Inside the City Walls of Tallinn in Estonia
Inside the complete circle of medieval walls is the popular Town Hall Square. Colourful merchants’ houses flank an impressive fifteenth-century Gothic Town Hall that is open to visitors during the summer. The most important medieval merchants in Tallinn were members of the Great Guild and their meeting place, the Great Guildhall has been tastefully renovated to house the Estonian History Museum. Here, visitors can learn about the history and traditions of Tallinn, including its world-famous song festival.
The square is also home to Raeapteek reputedly the oldest working pharmacy in Europe. A guide, in period costume, explains how it became involved in the production of claret and marzipan. These products were originally considered to be medicines but have since become popular for other reasons. (I’ll say–Ed)
Two museums are incorporated in the city walls themselves. A guided tour of the seventeenth-century bastion passages is a journey through several layers of Tallinn history. And Fat Margaret Tower, a bastion, is part of the Estonian Maritime Museum. The other part is outside the city walls.
Beyond the Walls of Tallinn in Estonia
Seaplane Harbour (Lennusadam) on the austere seafront of Tallinn is a second site of the Estonian Maritime Museum. It occupies a huge steel and concrete shell without supporting columns inside. This unique building was part of a naval fortress created by Peter the Great. Inside there are three levels, under, on and above the water. A major exhibit in the underwater area is the submarine Lembit. Visitors can clamber aboard to explore the interior of Estonia’s only surviving submarine. It was built in England, launched in 1936 and remained active until 2011. A replica seaplane is suspended in the area above the sea. The wooden originals also came from England but none of them survived.
Moored in the harbour outside the museum is Suur Tõll. Now over one hundred years old this steam-powered vessel was once one of the world’s most powerful icebreakers and served several different countries. Visitors can wander freely through the labyrinth of corridors and cabins.

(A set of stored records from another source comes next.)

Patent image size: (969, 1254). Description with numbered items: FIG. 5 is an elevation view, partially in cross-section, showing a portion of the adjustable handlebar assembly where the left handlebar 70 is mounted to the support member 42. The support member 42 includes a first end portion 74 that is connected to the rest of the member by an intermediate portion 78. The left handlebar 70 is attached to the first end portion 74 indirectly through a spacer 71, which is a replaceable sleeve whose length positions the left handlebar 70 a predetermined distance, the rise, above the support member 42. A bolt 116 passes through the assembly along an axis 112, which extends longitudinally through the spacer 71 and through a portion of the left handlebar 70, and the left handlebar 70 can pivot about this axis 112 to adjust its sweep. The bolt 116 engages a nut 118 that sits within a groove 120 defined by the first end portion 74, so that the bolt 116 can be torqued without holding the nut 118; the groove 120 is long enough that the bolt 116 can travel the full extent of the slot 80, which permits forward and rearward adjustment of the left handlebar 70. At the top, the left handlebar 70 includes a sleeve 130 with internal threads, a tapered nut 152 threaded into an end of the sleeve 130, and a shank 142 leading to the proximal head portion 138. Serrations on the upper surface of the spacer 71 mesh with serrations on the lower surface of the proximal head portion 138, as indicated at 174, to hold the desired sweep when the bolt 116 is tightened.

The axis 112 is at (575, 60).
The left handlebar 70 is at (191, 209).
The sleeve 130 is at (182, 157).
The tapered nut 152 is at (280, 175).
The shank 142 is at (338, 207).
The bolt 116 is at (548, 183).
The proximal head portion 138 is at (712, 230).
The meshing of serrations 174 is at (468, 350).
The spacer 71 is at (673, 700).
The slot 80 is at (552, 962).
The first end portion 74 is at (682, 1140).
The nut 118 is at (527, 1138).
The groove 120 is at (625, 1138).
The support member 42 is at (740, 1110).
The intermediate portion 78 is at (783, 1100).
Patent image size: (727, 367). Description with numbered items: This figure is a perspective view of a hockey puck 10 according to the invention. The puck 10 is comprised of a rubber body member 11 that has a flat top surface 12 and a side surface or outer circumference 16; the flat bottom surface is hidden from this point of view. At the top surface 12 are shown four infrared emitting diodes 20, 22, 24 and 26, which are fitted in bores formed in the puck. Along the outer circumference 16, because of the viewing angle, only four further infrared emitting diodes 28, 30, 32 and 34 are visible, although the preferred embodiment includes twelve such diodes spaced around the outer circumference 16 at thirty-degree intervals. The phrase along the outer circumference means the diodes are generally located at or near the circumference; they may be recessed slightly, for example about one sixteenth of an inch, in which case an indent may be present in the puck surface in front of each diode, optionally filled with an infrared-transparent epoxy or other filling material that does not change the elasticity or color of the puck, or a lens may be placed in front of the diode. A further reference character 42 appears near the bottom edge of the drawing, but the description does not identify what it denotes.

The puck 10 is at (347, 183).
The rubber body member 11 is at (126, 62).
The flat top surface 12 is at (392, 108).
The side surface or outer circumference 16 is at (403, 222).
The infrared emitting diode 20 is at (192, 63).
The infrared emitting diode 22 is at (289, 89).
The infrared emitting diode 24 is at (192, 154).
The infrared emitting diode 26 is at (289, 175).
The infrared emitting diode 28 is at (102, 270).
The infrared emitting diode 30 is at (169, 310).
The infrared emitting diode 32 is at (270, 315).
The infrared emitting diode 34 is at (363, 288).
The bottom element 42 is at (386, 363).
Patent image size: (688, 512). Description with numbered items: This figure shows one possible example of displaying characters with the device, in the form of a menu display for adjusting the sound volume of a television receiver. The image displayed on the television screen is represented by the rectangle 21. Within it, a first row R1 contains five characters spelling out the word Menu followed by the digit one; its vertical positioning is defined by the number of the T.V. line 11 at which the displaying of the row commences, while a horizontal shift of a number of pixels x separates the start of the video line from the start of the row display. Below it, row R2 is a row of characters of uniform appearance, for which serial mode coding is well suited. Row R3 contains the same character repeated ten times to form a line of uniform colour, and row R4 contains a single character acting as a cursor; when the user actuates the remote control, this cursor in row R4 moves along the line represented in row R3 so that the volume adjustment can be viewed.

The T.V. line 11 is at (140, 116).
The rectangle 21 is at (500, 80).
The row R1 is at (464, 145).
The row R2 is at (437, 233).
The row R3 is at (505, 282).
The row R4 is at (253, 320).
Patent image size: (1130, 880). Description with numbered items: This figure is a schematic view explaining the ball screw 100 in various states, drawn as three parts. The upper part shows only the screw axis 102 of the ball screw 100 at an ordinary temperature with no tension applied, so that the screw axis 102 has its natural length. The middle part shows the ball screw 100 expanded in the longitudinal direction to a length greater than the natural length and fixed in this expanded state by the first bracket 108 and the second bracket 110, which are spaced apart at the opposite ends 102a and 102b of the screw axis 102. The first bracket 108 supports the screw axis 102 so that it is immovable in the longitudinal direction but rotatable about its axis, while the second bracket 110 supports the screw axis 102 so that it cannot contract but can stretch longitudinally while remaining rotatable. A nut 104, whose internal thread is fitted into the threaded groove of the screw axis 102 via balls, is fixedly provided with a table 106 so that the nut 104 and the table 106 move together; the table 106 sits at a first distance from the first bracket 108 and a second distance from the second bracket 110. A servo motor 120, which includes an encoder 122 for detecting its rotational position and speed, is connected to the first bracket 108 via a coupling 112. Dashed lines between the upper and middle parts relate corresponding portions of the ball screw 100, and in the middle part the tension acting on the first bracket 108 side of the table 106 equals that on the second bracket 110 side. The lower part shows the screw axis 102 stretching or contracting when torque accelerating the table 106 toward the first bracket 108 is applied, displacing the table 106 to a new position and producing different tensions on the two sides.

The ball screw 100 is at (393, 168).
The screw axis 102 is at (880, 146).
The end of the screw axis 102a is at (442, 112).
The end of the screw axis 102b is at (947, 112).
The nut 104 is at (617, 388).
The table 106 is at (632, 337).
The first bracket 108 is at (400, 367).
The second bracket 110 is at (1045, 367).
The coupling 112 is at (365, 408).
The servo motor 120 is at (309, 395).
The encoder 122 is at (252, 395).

Kumu, the national art gallery, is an insight into the way individuals were affected during periods of occupation and repression in Tallinn. And the KGB museum on the top floor of the Hotel Viru is informative and funny. (‘Really?-Ed) Our guide, purporting to have worked there during the Russian occupation, delivered an amusing account of surveillance techniques during that period.
Where to Stay and Eat in Tallinn in Estonia
The five-star Savoy Boutique Hotel would be my hotel of choice in Tallinn. In the heart of the old town, it lives up to its description of a boutique hotel and boasts the excellent MEKK restaurant.
However, my favourite restaurant is the more casual Restaurant Leib resto ja Aed serving traditional Estonian cuisine accompanied by a selection of hand-crafted beers and ciders. But in a city that is rapidly becoming famous for its gourmet food, I have yet to be disappointed.